In addition to fabricating and erecting steel components, the Structal-Heavy Steel Constructive division's role will include design-build, detailing and project management services for the projects.
The projects are in addition to about $30-million worth of jobs announced earlier in the year for work related to Montreal's Turcot highway and a project in Ontario.
For the full year, the company's net profit jumped to $31.2 million or 74 cents per share from $17 million or 40 cents per share in 2012. Consolidated revenue rose to $1.028 billion from $905 million.
Canam had been expected to earn 25 cents per share on $276.7 million of revenues in the quarter, and 66 cents on $1.02 billion of revenues for the year, according to analysts polled by Thomson Reuters.

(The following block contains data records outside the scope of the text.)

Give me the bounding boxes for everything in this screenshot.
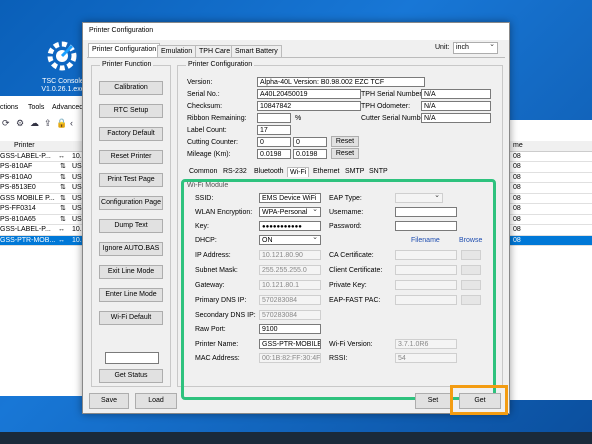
table-cell: 08: [509, 194, 592, 204]
table-row[interactable]: PS-810A65 ⇅ US: [0, 215, 88, 225]
menu-item[interactable]: Tools: [28, 104, 44, 111]
dialog-titlebar: Printer Configuration: [83, 23, 509, 40]
group-title: Printer Function: [100, 61, 154, 68]
unit-label: Unit:: [435, 44, 450, 51]
reset-mileage-button[interactable]: Reset: [331, 148, 359, 159]
gear-icon[interactable]: ⚙: [16, 118, 24, 129]
table-row[interactable]: PS-810A0 ⇅ US: [0, 173, 88, 183]
printer-configuration-dialog: Printer Configuration Printer Configurat…: [82, 22, 510, 415]
cutting-counter-field: 0: [257, 137, 291, 147]
factory-default-button[interactable]: Factory Default: [99, 127, 163, 141]
lock-icon[interactable]: 🔒: [56, 118, 67, 129]
get-button-highlight: [450, 385, 508, 415]
table-row[interactable]: PS-8513E0 ⇅ US: [0, 183, 88, 194]
exit-line-mode-button[interactable]: Exit Line Mode: [99, 265, 163, 279]
mileage-label: Mileage (Km):: [187, 151, 231, 158]
tab-printer-configuration[interactable]: Printer Configuration: [88, 43, 161, 57]
tph-serial-label: TPH Serial Number:: [361, 91, 424, 98]
cutting-counter-field-2: 0: [293, 137, 327, 147]
table-row[interactable]: PS-FF0314 ⇅ US: [0, 204, 88, 215]
background-menu-bar: ctions Tools Advanced: [0, 104, 88, 116]
tab-tph-care[interactable]: TPH Care: [195, 45, 235, 57]
table-row[interactable]: GSS MOBILE P... ⇅ US: [0, 194, 88, 204]
enter-line-mode-button[interactable]: Enter Line Mode: [99, 288, 163, 302]
dump-text-button[interactable]: Dump Text: [99, 219, 163, 233]
ribbon-unit: %: [295, 115, 302, 122]
group-title: Printer Configuration: [186, 61, 255, 68]
table-header: Printer: [0, 141, 88, 152]
tph-serial-field: N/A: [421, 89, 491, 99]
menu-item[interactable]: Advanced: [52, 104, 83, 111]
printer-list: Printer GSS-LABEL-P... ↔ 10. PS-810AF ⇅ US P…: [0, 141, 88, 246]
table-row[interactable]: GSS-LABEL-P... ↔ 10.: [0, 225, 88, 236]
tab-emulation[interactable]: Emulation: [157, 45, 197, 57]
subtab-common[interactable]: Common: [187, 167, 219, 176]
subtab-rs232[interactable]: RS-232: [221, 167, 249, 176]
table-row[interactable]: GSS-LABEL-P... ↔ 10.: [0, 152, 88, 162]
get-status-button[interactable]: Get Status: [99, 369, 163, 383]
set-button[interactable]: Set: [415, 393, 451, 409]
wifi-module-highlight: [181, 179, 496, 400]
save-button[interactable]: Save: [89, 393, 129, 409]
subtab-ethernet[interactable]: Ethernet: [311, 167, 341, 176]
ribbon-remaining-label: Ribbon Remaining:: [187, 115, 247, 122]
taskbar: [0, 432, 592, 444]
serial-label: Serial No.:: [187, 91, 220, 98]
table-cell: 08: [509, 215, 592, 225]
table-cell: 08: [509, 225, 592, 236]
table-cell-selected: 08: [509, 235, 592, 246]
reset-printer-button[interactable]: Reset Printer: [99, 150, 163, 164]
cutting-counter-label: Cutting Counter:: [187, 139, 238, 146]
subtab-sntp[interactable]: SNTP: [367, 167, 390, 176]
checksum-field: 10847842: [257, 101, 361, 111]
tsc-console-icon[interactable]: [42, 36, 82, 76]
table-cell: 08: [509, 173, 592, 183]
tph-odometer-label: TPH Odometer:: [361, 103, 411, 110]
table-cell: 08: [509, 152, 592, 162]
reset-cutting-counter-button[interactable]: Reset: [331, 136, 359, 147]
subtab-bluetooth[interactable]: Bluetooth: [252, 167, 286, 176]
back-icon[interactable]: ‹: [70, 118, 73, 128]
mileage-field: 0.0198: [257, 149, 291, 159]
tph-odometer-field: N/A: [421, 101, 491, 111]
table-cell: 08: [509, 162, 592, 173]
table-header: me: [509, 141, 592, 152]
table-cell: 08: [509, 183, 592, 194]
status-field: [105, 352, 159, 364]
background-toolbar: ⟳ ⚙ ☁ ⇪ 🔒 ‹: [0, 118, 88, 132]
tab-smart-battery[interactable]: Smart Battery: [231, 45, 282, 57]
cloud-icon[interactable]: ☁: [30, 118, 39, 129]
load-button[interactable]: Load: [135, 393, 177, 409]
label-count-label: Label Count:: [187, 127, 227, 134]
cutter-serial-field: N/A: [421, 113, 491, 123]
subtab-wifi[interactable]: Wi-Fi: [287, 167, 310, 177]
table-cell: 08: [509, 204, 592, 215]
mileage-field-2: 0.0198: [293, 149, 327, 159]
checksum-label: Checksum:: [187, 103, 223, 110]
calibration-button[interactable]: Calibration: [99, 81, 163, 95]
subtab-smtp[interactable]: SMTP: [343, 167, 366, 176]
label-count-field: 17: [257, 125, 291, 135]
serial-field: A40L20450019: [257, 89, 361, 99]
wifi-default-button[interactable]: Wi-Fi Default: [99, 311, 163, 325]
version-label: Version:: [187, 79, 213, 86]
tab-divider: [87, 57, 505, 58]
rtc-setup-button[interactable]: RTC Setup: [99, 104, 163, 118]
table-row-selected[interactable]: GSS-PTR-MOB... ↔ 10.: [0, 235, 88, 246]
version-field: Alpha-40L Version: B0.98.002 EZC TCF: [257, 77, 425, 87]
print-test-page-button[interactable]: Print Test Page: [99, 173, 163, 187]
unit-select[interactable]: inch: [453, 42, 498, 54]
dialog-title: Printer Configuration: [89, 27, 154, 34]
table-row[interactable]: PS-810AF ⇅ US: [0, 162, 88, 173]
ribbon-remaining-field: [257, 113, 291, 123]
menu-item[interactable]: ctions: [0, 104, 18, 111]
cutter-serial-label: Cutter Serial Number:: [361, 115, 429, 122]
upload-icon[interactable]: ⇪: [44, 118, 52, 129]
ignore-autobas-button[interactable]: Ignore AUTO.BAS: [99, 242, 163, 256]
refresh-icon[interactable]: ⟳: [2, 118, 10, 129]
configuration-page-button[interactable]: Configuration Page: [99, 196, 163, 210]
background-right-column: me 08 08 08 08 08 08 08 08 08: [508, 120, 592, 400]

The increase in revenues last year was mainly attributable to light structural steel and joist and steel deck activities, which were helped by a gradual recovery in non-residential construction activities in the United States, and by acquisitions.

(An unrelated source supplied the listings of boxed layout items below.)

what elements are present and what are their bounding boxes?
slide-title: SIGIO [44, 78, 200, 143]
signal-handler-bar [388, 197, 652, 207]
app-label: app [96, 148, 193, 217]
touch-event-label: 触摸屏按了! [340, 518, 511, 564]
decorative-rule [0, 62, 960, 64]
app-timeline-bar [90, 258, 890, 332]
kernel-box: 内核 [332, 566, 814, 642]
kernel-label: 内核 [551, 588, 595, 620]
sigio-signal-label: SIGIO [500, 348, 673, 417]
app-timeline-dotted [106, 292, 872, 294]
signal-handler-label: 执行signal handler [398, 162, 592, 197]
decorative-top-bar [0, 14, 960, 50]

Canam ended 2013 by acquiring a 67 per cent stake in Massif Technologies, an engineering company renamed Structure Fusion, that specializes in the design and management of non-residential projects using lumber framing. Last summer, it acquired the steel joist fabrication assets of Quincy Joist Company, which employs 70 people in Arizona and Florida.
Excluding the recent project announcements, the company's backlog of orders increased 20 per cent to $592 million, up from $493 million at the end of 2012.
Canam recently settled two claims related to its work on BC Place in Vancouver, including one that abruptly ended a trial that began Feb. 17.
"We feel there are no winners in these settlements. We are just glad we can now move on to more constructive issues," Dutil told analysts.
As part of the contract awarded to rapidly relocate Lac Megantic's commercial centre following the deadly crash last summer, Canam said it donated more than $325,000 to the community with the help of suppliers.
Sara O'Brien of RBC Capital Markets said the results in the fourth-quarter were helped by a tax recovery.
"We view today's results as net neutral to negative on earnings but positive regarding backlog growth in the first quarter and continued expectation for operating leverage into the second half of the fiscal year," she wrote in a report.
Canam Group operates 21 plants across North America and employs 3,600 people in Canada, the United States, Romania, India and Hong Kong.
On the Toronto Stock Exchange, Canam's shares hit a 52-week high of $14.59 in Wednesday trading and closed at $14.35, up 41 cents or 2.94 per cent.